Am Freitag ist der Leipziger Wissenschaftspreis 2019 verliehen worden. Mit Evamarie Hey-Hawkins und Frank-Dieter Kopinke erhielten ihn in diesem Jahr zwei Chemiker. Schade nur, dass die Sorgen und Nöte des wissenschaftlichen Betriebs den Veranstaltern anscheinend nicht bekannt sind – sie verlieren sich stattdessen in Eigenlob.
Hans Wiesmeth musste gleich zu Beginn der Verleihung etwas sehr Grundsätzliches loswerden: »Sie ist natürlich keine Quotenfrau«, sagte der Präsident der Sächsischen Akademie der Wissenschaften sichtlich belustigt und meint damit Evamarie Hey-Hawkins. Die Professorin für anorganische Chemie der Uni Leipzig wurde mit dem Leipziger Wissenschaftspreis geehrt – im gleichen Atemzug ging die Auszeichnung auch an Frank-Dieter Kopinke, welcher ebenfalls mit Leistungen aus dem Bereich der Chemie punkten konnte. In einer nach wie vor eher männlich dominierten Branche wie der Wissenschaft will man offensichtlich jeden falschen Gedanken sofort im Keim ersticken, wonach die seit den frühen Neunzigerjahren in Leipzig tätige Professorin nur aufgrund ihres Geschlechts in den Genuss dieser Ehrung gekommen sei.

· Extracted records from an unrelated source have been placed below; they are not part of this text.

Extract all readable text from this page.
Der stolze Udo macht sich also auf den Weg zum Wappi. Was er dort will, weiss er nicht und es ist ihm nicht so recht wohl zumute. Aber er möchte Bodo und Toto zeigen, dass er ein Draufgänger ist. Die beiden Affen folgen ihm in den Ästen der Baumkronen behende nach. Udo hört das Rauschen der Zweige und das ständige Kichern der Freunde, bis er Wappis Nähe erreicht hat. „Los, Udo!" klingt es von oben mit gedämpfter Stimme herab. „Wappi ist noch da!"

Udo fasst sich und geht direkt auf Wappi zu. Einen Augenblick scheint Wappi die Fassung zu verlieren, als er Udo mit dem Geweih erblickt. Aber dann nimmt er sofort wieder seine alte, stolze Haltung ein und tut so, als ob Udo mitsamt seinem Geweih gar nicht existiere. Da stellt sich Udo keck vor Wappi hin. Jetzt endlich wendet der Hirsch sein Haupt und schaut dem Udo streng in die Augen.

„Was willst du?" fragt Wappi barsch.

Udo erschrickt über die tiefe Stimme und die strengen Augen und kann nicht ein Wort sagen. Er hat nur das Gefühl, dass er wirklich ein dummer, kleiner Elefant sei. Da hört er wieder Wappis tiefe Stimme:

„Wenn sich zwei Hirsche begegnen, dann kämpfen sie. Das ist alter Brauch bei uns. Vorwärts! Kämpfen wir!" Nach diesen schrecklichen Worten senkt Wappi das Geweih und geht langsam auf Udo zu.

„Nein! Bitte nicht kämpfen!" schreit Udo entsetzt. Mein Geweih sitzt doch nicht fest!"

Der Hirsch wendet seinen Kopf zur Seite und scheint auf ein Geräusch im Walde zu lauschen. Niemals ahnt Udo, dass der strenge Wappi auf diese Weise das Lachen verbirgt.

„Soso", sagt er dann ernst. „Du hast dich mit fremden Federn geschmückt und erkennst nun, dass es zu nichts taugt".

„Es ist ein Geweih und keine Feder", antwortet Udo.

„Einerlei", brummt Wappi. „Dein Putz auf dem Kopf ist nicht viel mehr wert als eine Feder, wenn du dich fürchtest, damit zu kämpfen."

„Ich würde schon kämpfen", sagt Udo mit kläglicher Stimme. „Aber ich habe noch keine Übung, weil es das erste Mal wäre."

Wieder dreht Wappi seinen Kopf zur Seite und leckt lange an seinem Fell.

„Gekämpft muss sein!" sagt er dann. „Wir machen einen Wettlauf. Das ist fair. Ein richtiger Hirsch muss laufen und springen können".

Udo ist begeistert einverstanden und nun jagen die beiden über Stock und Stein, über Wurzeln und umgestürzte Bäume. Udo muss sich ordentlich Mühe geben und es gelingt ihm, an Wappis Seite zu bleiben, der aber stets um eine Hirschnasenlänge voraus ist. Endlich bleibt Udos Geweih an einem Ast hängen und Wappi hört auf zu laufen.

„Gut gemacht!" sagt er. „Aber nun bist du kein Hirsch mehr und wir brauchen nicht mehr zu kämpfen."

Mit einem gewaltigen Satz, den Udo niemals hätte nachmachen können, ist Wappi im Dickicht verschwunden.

Wie schon in den Jahren zuvor wurde auch 2019 für die Verleihung des Wissenschaftspreises der wohl feierlichste Ort gewählt, den man in Leipzig finden kann. Die Stadt, die Uni und die Akademie der Wissenschaften luden in den historischen Festsaal des Alten Rathauses, um die zwei Forscher für ihre exzellente Arbeit auszuzeichnen. Nach der zeremoniellen Überreichung der Preise durch Oberbürgermeister Burkhard Jung (SPD) bekamen die Gewinner ein wenig Zeit, um ihre Arbeit inhaltlich vorzustellen.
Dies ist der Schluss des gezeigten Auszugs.